The American Library Association (ALA) agrees, releasing a May 18 statement from ALA President Julie B. Todaro. “Net neutrality is critical to ensuring open and nondiscriminatory access to information for all, and today’s actions by the FCC endanger that,” the statement reads. “We are at risk of maximizing profits for commercial [internet service providers] and large content providers, while degrading internet access and choice for libraries and ultimately all consumers.”
Specifically, the FCC voted to review rules passed in 2015—rules that prevent internet providers from charging extra to deliver specific content more quickly and from blocking or slowing web sites. Under those rules, broadband services are classified as a utility-like service, similar to electricity or water.
Trump-appointed FCC Chairman Ajit Pai holds that the 2015 rules have not only caused the telecommunications industry to reduce investment in broadband access but have also given regulators excessive control over the internet. He and his fellow Republican on the FCC, Mike O’Rielly, voted for the rules’ review, while Democrat Mignon Clyburn voted against it.
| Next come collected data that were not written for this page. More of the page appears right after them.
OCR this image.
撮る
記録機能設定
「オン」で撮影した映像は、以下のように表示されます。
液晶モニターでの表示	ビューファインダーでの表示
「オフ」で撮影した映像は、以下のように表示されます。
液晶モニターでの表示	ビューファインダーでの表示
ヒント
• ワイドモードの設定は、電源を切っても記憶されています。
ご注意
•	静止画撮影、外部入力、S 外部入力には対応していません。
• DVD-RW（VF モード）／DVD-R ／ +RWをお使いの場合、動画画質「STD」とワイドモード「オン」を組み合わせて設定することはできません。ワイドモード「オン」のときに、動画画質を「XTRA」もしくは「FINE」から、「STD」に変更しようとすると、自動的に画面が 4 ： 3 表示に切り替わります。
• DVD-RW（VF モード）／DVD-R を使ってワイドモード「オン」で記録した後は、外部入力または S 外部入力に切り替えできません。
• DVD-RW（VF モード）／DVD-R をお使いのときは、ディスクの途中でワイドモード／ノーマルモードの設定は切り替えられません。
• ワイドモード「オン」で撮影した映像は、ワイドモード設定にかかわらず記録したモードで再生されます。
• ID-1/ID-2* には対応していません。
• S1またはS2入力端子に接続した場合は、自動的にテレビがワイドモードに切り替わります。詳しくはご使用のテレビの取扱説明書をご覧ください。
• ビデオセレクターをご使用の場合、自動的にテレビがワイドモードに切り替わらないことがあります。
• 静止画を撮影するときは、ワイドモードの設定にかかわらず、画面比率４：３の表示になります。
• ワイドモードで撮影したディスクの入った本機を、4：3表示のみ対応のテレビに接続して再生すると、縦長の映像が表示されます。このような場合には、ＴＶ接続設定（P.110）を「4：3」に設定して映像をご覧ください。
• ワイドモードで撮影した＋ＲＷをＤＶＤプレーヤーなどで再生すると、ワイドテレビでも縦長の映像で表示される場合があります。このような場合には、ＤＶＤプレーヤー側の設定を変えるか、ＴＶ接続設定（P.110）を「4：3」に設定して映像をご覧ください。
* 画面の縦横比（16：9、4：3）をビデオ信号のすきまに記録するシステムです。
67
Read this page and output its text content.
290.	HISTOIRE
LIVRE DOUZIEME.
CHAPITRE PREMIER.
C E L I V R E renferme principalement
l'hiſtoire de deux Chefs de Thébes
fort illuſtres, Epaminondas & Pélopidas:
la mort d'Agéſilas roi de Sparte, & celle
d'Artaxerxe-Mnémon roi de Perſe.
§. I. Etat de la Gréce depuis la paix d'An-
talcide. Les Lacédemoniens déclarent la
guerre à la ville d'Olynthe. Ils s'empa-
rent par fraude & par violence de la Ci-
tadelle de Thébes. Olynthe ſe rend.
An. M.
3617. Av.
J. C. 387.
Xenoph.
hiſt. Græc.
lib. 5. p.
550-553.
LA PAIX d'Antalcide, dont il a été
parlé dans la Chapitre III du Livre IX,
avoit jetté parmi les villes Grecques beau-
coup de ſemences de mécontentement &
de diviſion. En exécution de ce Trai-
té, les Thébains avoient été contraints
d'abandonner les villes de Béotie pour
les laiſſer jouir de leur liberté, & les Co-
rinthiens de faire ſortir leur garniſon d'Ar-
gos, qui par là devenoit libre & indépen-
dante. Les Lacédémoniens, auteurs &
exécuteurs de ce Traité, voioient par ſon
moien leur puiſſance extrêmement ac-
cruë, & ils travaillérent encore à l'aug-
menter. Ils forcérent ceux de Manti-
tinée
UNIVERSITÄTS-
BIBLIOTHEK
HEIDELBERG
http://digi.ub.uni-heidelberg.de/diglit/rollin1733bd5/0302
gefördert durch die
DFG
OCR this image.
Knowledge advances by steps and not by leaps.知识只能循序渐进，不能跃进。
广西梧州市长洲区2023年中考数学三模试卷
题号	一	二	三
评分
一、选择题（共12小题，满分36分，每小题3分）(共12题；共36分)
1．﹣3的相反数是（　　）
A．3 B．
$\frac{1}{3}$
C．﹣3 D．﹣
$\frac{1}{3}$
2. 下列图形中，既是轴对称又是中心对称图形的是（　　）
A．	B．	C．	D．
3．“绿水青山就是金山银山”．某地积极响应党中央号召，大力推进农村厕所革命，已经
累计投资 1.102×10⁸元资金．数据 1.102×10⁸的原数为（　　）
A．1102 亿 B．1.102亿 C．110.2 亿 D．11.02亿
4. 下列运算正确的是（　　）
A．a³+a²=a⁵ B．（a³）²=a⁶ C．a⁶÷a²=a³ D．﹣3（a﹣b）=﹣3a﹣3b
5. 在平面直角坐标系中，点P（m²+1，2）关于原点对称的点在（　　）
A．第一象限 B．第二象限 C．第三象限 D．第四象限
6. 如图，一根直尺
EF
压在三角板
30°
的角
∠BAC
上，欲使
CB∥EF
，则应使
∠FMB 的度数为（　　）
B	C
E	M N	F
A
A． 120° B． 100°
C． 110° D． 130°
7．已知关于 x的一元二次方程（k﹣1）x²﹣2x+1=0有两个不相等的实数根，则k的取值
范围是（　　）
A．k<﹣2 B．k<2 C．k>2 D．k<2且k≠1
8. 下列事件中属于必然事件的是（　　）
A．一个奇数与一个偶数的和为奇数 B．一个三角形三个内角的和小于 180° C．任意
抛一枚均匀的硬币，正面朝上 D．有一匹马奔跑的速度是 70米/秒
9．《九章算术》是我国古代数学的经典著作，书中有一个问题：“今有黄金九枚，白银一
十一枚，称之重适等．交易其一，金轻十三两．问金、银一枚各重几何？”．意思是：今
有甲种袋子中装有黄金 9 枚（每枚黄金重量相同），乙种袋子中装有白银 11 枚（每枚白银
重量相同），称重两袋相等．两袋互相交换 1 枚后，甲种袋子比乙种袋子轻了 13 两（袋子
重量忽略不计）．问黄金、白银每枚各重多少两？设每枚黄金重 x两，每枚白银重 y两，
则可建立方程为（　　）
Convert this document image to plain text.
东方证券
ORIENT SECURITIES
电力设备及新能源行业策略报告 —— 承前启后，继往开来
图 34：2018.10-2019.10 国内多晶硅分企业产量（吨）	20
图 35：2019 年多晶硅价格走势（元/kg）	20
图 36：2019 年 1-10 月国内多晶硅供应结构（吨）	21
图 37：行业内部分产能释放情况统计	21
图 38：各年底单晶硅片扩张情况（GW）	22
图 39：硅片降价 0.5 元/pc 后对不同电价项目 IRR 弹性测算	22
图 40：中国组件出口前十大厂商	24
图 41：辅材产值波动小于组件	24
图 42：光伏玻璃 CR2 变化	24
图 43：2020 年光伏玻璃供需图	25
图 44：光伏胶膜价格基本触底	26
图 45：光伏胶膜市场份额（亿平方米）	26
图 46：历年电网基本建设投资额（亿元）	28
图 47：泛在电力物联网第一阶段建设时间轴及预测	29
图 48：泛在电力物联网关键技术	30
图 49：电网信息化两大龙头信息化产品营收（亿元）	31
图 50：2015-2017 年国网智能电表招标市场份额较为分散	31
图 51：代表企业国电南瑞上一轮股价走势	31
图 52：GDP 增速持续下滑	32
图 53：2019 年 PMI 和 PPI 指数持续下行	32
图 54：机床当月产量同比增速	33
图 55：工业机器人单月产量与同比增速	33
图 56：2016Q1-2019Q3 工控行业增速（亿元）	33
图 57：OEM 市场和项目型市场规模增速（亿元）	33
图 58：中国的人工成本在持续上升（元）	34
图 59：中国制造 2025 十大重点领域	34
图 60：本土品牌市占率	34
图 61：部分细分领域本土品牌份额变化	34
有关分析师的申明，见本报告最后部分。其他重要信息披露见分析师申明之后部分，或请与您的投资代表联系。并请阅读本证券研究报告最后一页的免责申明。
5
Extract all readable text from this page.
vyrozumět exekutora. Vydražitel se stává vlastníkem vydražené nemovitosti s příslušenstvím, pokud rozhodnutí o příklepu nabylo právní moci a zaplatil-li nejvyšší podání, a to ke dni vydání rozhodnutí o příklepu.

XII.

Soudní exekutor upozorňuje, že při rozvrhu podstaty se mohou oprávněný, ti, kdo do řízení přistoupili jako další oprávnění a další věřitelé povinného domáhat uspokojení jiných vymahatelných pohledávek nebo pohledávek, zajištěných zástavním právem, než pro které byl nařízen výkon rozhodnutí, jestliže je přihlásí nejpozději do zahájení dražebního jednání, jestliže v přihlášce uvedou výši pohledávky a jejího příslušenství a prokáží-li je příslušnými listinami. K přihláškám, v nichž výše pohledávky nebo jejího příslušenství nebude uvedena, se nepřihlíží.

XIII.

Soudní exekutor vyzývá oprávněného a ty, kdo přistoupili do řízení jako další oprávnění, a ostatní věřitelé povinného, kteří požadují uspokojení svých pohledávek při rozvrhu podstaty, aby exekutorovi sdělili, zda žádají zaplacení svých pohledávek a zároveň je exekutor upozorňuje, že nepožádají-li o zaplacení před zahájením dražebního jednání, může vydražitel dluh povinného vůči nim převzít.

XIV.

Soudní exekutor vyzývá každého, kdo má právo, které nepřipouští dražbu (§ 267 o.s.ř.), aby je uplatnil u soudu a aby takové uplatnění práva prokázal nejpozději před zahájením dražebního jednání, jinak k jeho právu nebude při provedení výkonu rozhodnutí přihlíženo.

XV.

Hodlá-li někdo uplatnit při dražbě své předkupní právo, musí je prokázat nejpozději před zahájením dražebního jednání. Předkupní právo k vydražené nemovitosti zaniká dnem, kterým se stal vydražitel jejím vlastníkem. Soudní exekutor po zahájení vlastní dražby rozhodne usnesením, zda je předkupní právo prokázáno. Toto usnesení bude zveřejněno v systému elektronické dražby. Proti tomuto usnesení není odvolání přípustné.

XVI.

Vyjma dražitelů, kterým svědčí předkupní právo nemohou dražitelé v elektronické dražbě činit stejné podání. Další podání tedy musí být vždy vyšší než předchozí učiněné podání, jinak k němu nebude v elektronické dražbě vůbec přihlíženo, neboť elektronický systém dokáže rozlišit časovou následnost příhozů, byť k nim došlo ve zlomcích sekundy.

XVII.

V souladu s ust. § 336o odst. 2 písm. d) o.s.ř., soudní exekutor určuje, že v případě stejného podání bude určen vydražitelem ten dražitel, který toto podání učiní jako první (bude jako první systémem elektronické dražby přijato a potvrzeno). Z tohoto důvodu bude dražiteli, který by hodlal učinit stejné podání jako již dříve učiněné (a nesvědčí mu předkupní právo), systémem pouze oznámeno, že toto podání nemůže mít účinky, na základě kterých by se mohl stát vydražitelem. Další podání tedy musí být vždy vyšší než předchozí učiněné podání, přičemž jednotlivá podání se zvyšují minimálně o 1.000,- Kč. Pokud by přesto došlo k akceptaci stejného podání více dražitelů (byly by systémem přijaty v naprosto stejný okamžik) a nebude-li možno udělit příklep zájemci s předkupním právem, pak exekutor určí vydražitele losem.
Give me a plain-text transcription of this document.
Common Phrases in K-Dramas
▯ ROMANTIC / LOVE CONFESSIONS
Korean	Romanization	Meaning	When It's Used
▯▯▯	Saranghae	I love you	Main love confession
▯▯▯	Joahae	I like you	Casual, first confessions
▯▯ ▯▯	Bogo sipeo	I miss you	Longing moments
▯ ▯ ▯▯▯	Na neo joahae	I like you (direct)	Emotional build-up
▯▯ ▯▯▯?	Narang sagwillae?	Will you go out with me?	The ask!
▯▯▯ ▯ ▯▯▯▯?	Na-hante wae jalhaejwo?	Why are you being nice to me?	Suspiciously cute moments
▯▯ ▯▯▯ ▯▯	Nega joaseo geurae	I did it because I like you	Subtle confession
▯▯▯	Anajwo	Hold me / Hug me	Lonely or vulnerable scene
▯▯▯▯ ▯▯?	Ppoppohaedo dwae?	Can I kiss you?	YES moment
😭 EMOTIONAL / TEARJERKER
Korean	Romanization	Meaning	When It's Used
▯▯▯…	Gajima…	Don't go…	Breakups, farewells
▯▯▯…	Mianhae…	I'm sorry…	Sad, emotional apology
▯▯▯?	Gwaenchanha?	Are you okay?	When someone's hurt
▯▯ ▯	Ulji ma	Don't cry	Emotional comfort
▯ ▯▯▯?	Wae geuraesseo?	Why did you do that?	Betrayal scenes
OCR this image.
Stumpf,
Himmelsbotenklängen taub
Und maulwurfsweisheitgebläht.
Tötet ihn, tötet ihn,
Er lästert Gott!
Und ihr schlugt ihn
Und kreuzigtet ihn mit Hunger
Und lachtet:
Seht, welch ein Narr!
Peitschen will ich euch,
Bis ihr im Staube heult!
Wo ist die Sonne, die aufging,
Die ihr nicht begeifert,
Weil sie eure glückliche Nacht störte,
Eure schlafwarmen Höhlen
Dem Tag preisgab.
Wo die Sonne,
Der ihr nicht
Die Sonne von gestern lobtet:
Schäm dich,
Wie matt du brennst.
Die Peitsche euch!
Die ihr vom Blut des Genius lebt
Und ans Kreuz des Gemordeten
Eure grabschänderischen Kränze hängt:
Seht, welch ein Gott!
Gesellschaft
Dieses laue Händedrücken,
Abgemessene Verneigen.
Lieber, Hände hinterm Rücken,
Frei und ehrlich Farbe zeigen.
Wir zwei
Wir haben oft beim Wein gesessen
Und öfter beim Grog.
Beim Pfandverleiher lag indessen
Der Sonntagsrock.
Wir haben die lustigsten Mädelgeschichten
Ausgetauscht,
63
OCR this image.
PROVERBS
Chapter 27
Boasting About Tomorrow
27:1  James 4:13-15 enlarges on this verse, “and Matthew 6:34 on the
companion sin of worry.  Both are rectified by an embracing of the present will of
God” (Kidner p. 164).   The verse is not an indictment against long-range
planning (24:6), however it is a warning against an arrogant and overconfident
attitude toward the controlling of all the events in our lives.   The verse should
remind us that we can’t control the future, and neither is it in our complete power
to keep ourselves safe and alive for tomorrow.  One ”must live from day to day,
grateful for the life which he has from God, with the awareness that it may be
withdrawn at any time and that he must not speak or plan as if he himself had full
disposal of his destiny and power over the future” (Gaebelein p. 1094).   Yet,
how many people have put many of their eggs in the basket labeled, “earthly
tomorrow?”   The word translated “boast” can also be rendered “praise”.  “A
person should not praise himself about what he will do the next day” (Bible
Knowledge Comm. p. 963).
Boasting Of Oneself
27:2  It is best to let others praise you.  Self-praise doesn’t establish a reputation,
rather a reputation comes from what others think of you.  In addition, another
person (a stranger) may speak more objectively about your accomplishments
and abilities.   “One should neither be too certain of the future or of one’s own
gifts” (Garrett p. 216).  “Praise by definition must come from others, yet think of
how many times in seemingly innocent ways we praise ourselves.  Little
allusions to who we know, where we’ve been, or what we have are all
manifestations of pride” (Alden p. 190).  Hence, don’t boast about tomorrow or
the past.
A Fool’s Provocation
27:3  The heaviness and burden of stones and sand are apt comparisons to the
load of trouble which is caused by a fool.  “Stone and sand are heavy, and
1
The public will now be able to comment on the FCC’s proposal. When the comment period ends later this year, the agency will create a specific order and vote on it.
Alison Macrina, director of the Library Freedom Project, is not optimistic. “Republican lawmakers have been trying to go after these regulations for some time,” she says.
Assuming that the FCC votes to eliminate the existing rules regarding net neutrality, what is the likely effect on libraries? “Libraries have a lot to lose if net neutrality goes away,” says Marshall Breeding, founder of Library Technology Guides and editor of ALA TechSource’s Smart Libraries newsletter. “If it becomes a pay-to-play environment, where only if you pay at a premium level do you get the fastest access, then libraries can be disadvantaged, because we’re the ones who are least likely to pay premium fees that would ensure that our traffic is delivered in a good way.”
Macrina adds, “Since we serve so many members of the public who are poor, who get most of their internet services through the library already, this is going to further drive that divide. Not only will we be contending with possible slower speeds in our own buildings, but we’ll probably see an influx of patrons who now are even further shut out of high-speed broadband. It’s probably going to increase the need for our services.”